Devin Booker: Being the youngest player in the NBA wasn’t something that I focused on too much because I see myself on the vets’ level. The only time it was a factor was when I was working to prove that age is only a number.

BP: What makes you optimistic about the Suns’ chances next season?

Devin Booker: We dealt with a lot of injuries and change this past year, but next year, we will come back with a fresh perspective, hungry and ready to compete.

BP: What do you like most about being a NBA player?

Devin Booker: The thing I like most is playing the game that I love every single day and to call that my job.

If there is an opportunity and I am able to work out at Shalhevet, I would try and make that happen.”

— Devin Booker, Shooting Guard, Phoenix Suns

BP: What is the hardest part about being a NBA player?
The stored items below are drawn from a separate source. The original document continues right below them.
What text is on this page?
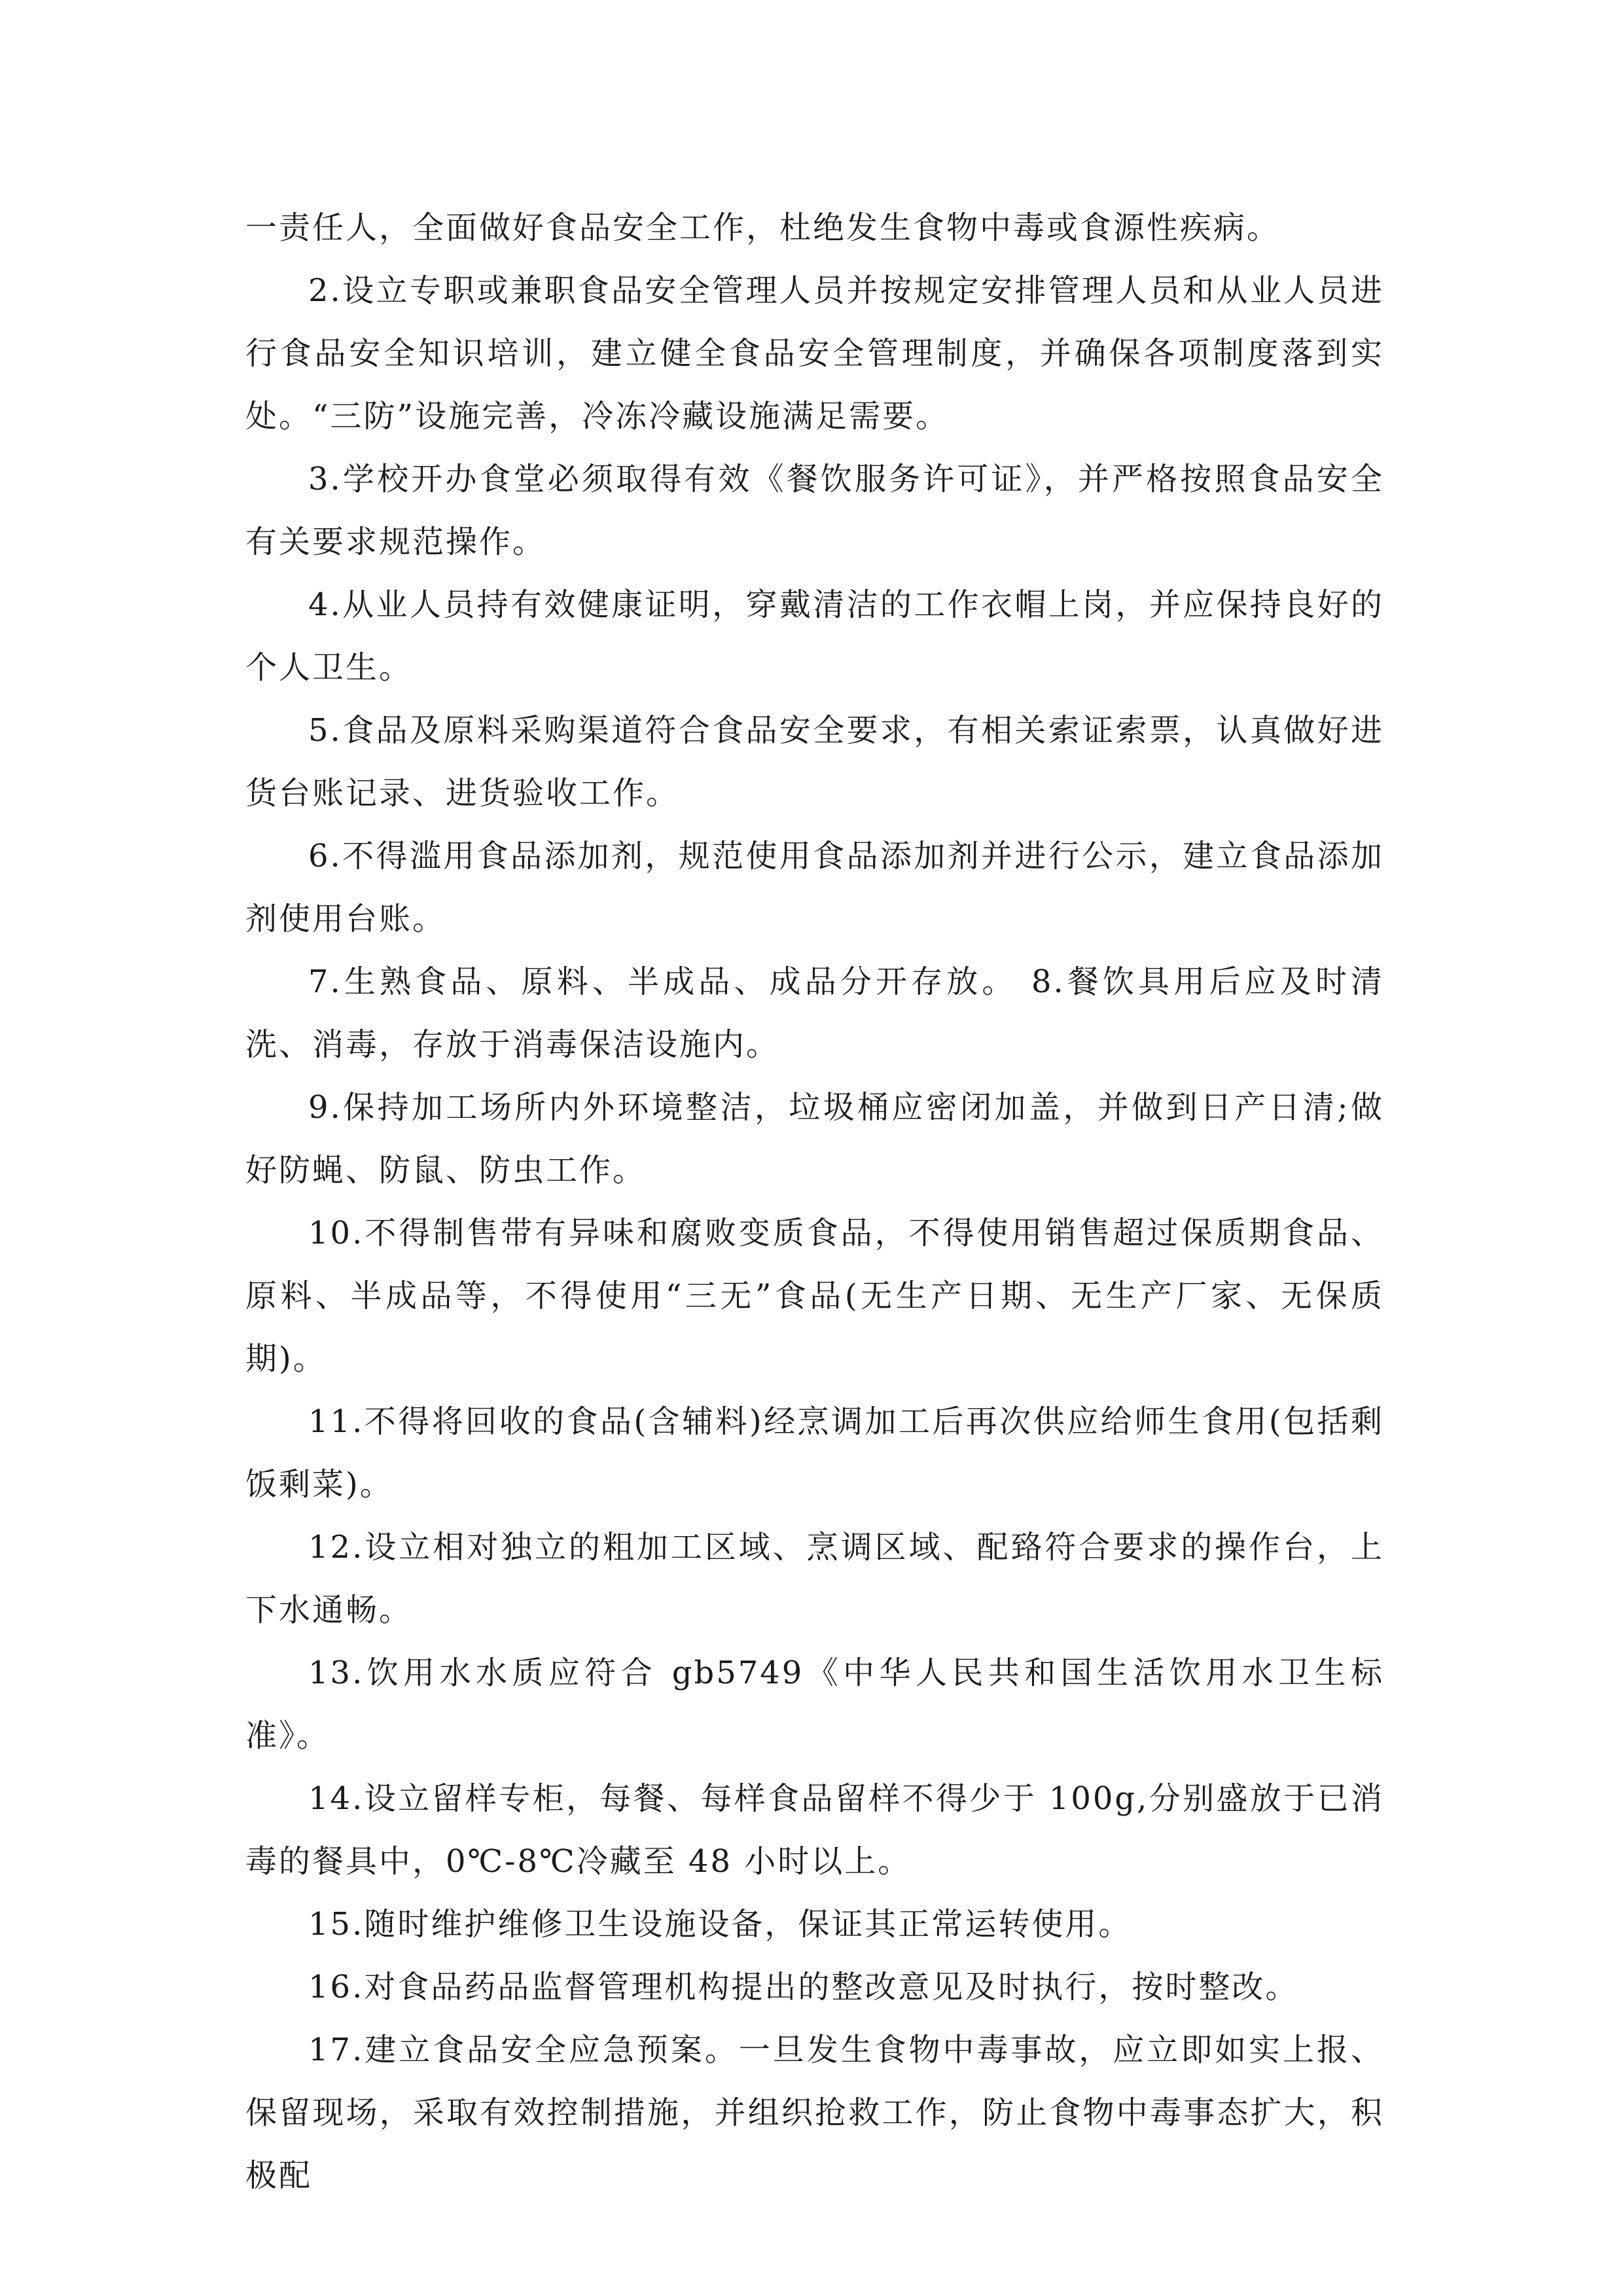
一责任人，全面做好食品安全工作，杜绝发生食物中毒或食源性疾病。

2.设立专职或兼职食品安全管理人员并按规定安排管理人员和从业人员进行食品安全知识培训，建立健全食品安全管理制度，并确保各项制度落到实处。“三防”设施完善，冷冻冷藏设施满足需要。

3.学校开办食堂必须取得有效《餐饮服务许可证》，并严格按照食品安全有关要求规范操作。

4.从业人员持有效健康证明，穿戴清洁的工作衣帽上岗，并应保持良好的个人卫生。

5.食品及原料采购渠道符合食品安全要求，有相关索证索票，认真做好进货台账记录、进货验收工作。

6.不得滥用食品添加剂，规范使用食品添加剂并进行公示，建立食品添加剂使用台账。

7.生熟食品、原料、半成品、成品分开存放。 8.餐饮具用后应及时清洗、消毒，存放于消毒保洁设施内。

9.保持加工场所内外环境整洁，垃圾桶应密闭加盖，并做到日产日清;做好防蝇、防鼠、防虫工作。

10.不得制售带有异味和腐败变质食品，不得使用销售超过保质期食品、原料、半成品等，不得使用“三无”食品(无生产日期、无生产厂家、无保质期)。

11.不得将回收的食品(含辅料)经烹调加工后再次供应给师生食用(包括剩饭剩菜)。

12.设立相对独立的粗加工区域、烹调区域、配臵符合要求的操作台，上下水通畅。

13.饮用水水质应符合 gb5749《中华人民共和国生活饮用水卫生标准》。

14.设立留样专柜，每餐、每样食品留样不得少于 100g,分别盛放于已消毒的餐具中，0℃-8℃冷藏至 48 小时以上。

15.随时维护维修卫生设施设备，保证其正常运转使用。

16.对食品药品监督管理机构提出的整改意见及时执行，按时整改。

17.建立食品安全应急预案。一旦发生食物中毒事故，应立即如实上报、保留现场，采取有效控制措施，并组织抢救工作，防止食物中毒事态扩大，积极配
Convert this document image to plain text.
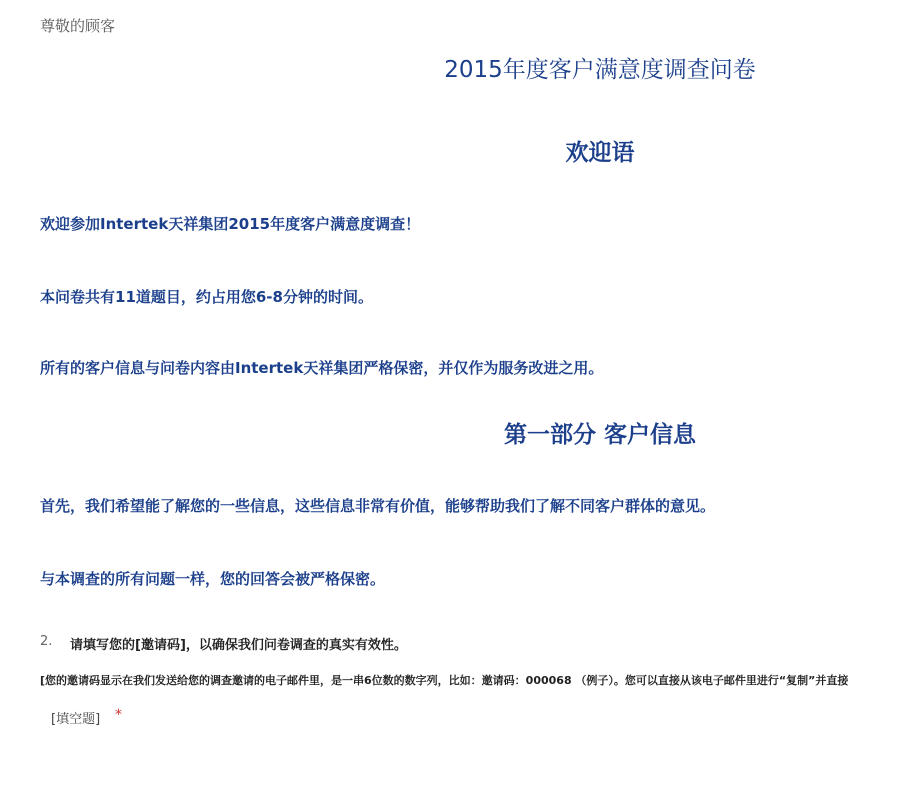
尊敬的顾客
2015年度客户满意度调查问卷
欢迎语
欢迎参加Intertek天祥集团2015年度客户满意度调查！
本问卷共有11道题目，约占用您6-8分钟的时间。
所有的客户信息与问卷内容由Intertek天祥集团严格保密，并仅作为服务改进之用。
第一部分 客户信息
首先，我们希望能了解您的一些信息，这些信息非常有价值，能够帮助我们了解不同客户群体的意见。
与本调查的所有问题一样，您的回答会被严格保密。
2. 请填写您的[邀请码]，以确保我们问卷调查的真实有效性。
[您的邀请码显示在我们发送给您的调查邀请的电子邮件里，是一串6位数的数字列，比如：邀请码：000068 （例子）。您可以直接从该电子邮件里进行“复制”并直接
[填空题] *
Devin Booker: The travel is the hardest part, not being settled anywhere during the season. You are always on the road and constantly away from friends and family, so that is an adjustment for sure.

BP: Did you have a welcome-to-the-NBA moment, when you realized you were now playing in the NBA, what was that moment?

Devin Booker: It was the first time I got into the game, it was against Dallas, and it was an unreal moment that I will never forget. 

BP: You left Kentucky after one year.  What do you think of the rule that a player must play one year of college basketball before entering the NBA?

Devin Booker: I think that the rule is positive, and that if guys are ready to go to the NBA after one year, then they should make the move to go pro. Going to Kentucky gave me the ability to gauge if I was actually ready to take the next step to the NBA or not.

BP: Last summer Blake Griffin and Seth Curry used our gym to practice before training camp opened.  Any interest in coming to Shalhevet to work out?

Devin Booker: Of course, if there is an opportunity and I am able to work out at Shalhevet, I would try and make that happen.